It is true that feminism has brought a positive change in the world. Women now, at least in westernized countries enjoy equal political opportunity, increased economic independence and lesser social stigma from promiscuity. The resounding motto of today is "what men can do, women can do better" or some derivation of that sort. Technically speaking it is true. Take a man and woman with roughly the same height and weight, train them in, say boxing, for the same duration and have them duke it out in the ring. Chances are the match would go either way. And so it would seem that feminism has it right in this point. It does come however at a price, with the masculinisation of women comes the femization of men.
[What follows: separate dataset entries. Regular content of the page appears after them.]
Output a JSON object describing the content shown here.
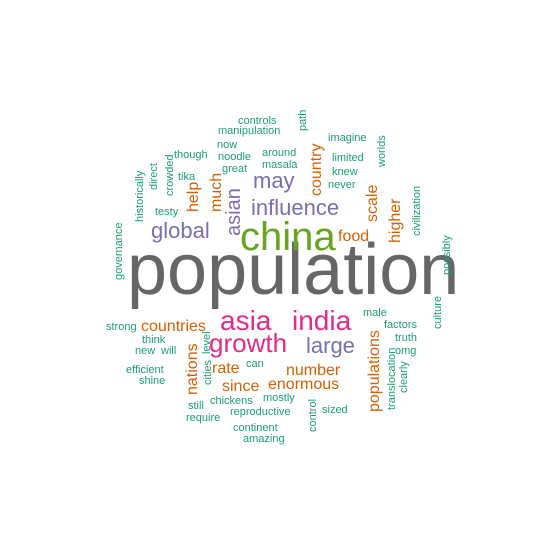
{
  "colors": {
    "teal": "#1b9e77",
    "orange": "#d95f02",
    "purple": "#7570b3",
    "magenta": "#e7298a",
    "green": "#66a61e",
    "gray": "#666666"
  },
  "words": [
    {
      "text": "population",
      "color": "#666666"
    },
    {
      "text": "china",
      "color": "#66a61e"
    },
    {
      "text": "asia",
      "color": "#e7298a"
    },
    {
      "text": "india",
      "color": "#e7298a"
    },
    {
      "text": "growth",
      "color": "#e7298a"
    },
    {
      "text": "influence",
      "color": "#7570b3"
    },
    {
      "text": "may",
      "color": "#7570b3"
    },
    {
      "text": "global",
      "color": "#7570b3"
    },
    {
      "text": "large",
      "color": "#7570b3"
    },
    {
      "text": "asian",
      "color": "#7570b3"
    },
    {
      "text": "countries",
      "color": "#d95f02"
    },
    {
      "text": "country",
      "color": "#d95f02"
    },
    {
      "text": "food",
      "color": "#d95f02"
    },
    {
      "text": "scale",
      "color": "#d95f02"
    },
    {
      "text": "higher",
      "color": "#d95f02"
    },
    {
      "text": "much",
      "color": "#d95f02"
    },
    {
      "text": "help",
      "color": "#d95f02"
    },
    {
      "text": "nations",
      "color": "#d95f02"
    },
    {
      "text": "rate",
      "color": "#d95f02"
    },
    {
      "text": "number",
      "color": "#d95f02"
    },
    {
      "text": "since",
      "color": "#d95f02"
    },
    {
      "text": "enormous",
      "color": "#d95f02"
    },
    {
      "text": "populations",
      "color": "#d95f02"
    },
    {
      "text": "controls",
      "color": "#1b9e77"
    },
    {
      "text": "path",
      "color": "#1b9e77"
    },
    {
      "text": "manipulation",
      "color": "#1b9e77"
    },
    {
      "text": "imagine",
      "color": "#1b9e77"
    },
    {
      "text": "now",
      "color": "#1b9e77"
    },
    {
      "text": "though",
      "color": "#1b9e77"
    },
    {
      "text": "around",
      "color": "#1b9e77"
    },
    {
      "text": "noodle",
      "color": "#1b9e77"
    },
    {
      "text": "limited",
      "color": "#1b9e77"
    },
    {
      "text": "worlds",
      "color": "#1b9e77"
    },
    {
      "text": "masala",
      "color": "#1b9e77"
    },
    {
      "text": "great",
      "color": "#1b9e77"
    },
    {
      "text": "knew",
      "color": "#1b9e77"
    },
    {
      "text": "never",
      "color": "#1b9e77"
    },
    {
      "text": "direct",
      "color": "#1b9e77"
    },
    {
      "text": "crowded",
      "color": "#1b9e77"
    },
    {
      "text": "tika",
      "color": "#1b9e77"
    },
    {
      "text": "historically",
      "color": "#1b9e77"
    },
    {
      "text": "testy",
      "color": "#1b9e77"
    },
    {
      "text": "civilization",
      "color": "#1b9e77"
    },
    {
      "text": "governance",
      "color": "#1b9e77"
    },
    {
      "text": "possibly",
      "color": "#1b9e77"
    },
    {
      "text": "male",
      "color": "#1b9e77"
    },
    {
      "text": "factors",
      "color": "#1b9e77"
    },
    {
      "text": "culture",
      "color": "#1b9e77"
    },
    {
      "text": "strong",
      "color": "#1b9e77"
    },
    {
      "text": "truth",
      "color": "#1b9e77"
    },
    {
      "text": "omg",
      "color": "#1b9e77"
    },
    {
      "text": "think",
      "color": "#1b9e77"
    },
    {
      "text": "level",
      "color": "#1b9e77"
    },
    {
      "text": "new",
      "color": "#1b9e77"
    },
    {
      "text": "will",
      "color": "#1b9e77"
    },
    {
      "text": "translocation",
      "color": "#1b9e77"
    },
    {
      "text": "clearly",
      "color": "#1b9e77"
    },
    {
      "text": "can",
      "color": "#1b9e77"
    },
    {
      "text": "efficient",
      "color": "#1b9e77"
    },
    {
      "text": "shine",
      "color": "#1b9e77"
    },
    {
      "text": "cities",
      "color": "#1b9e77"
    },
    {
      "text": "mostly",
      "color": "#1b9e77"
    },
    {
      "text": "still",
      "color": "#1b9e77"
    },
    {
      "text": "chickens",
      "color": "#1b9e77"
    },
    {
      "text": "sized",
      "color": "#1b9e77"
    },
    {
      "text": "require",
      "color": "#1b9e77"
    },
    {
      "text": "reproductive",
      "color": "#1b9e77"
    },
    {
      "text": "control",
      "color": "#1b9e77"
    },
    {
      "text": "continent",
      "color": "#1b9e77"
    },
    {
      "text": "amazing",
      "color": "#1b9e77"
    }
  ]
}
Here, we define feminization as men embracing effeminate values as the status quo. This also includes apparent subordination and appeasement to women which is actually more widespread as it is insidious in its subtleness which allows itself to go under the radar. Here we use semiotic analysis as the main tool. A semiotic analysis identifies the visual and linguistic signs in the ad, to see how the signs are organized by paradigmatic and syntagmatic selection, and note how the signs relate to each other through various coding systems' (Johnston et al 2000). Semiotic analysis allows us to decode the meanings intrinsic to the commercials. Here we explore the representation of men in advertisements. To clarify the concept, representation is "a set of practices by which meanings are constituted and communicated".
In this race of the sexes, the media plays a vital role in spreading propaganda. A number of ads now represent men as meek and passive. It is this type of commercials that supplant the idea that somehow indecisiveness, timidness and sensitivity is something men ought to aspire to. This idea is captured in the recent Cadbury Chocolate ad wherein the ad revolves around the "courtship" of the boy to the girl by offering a gift of candy.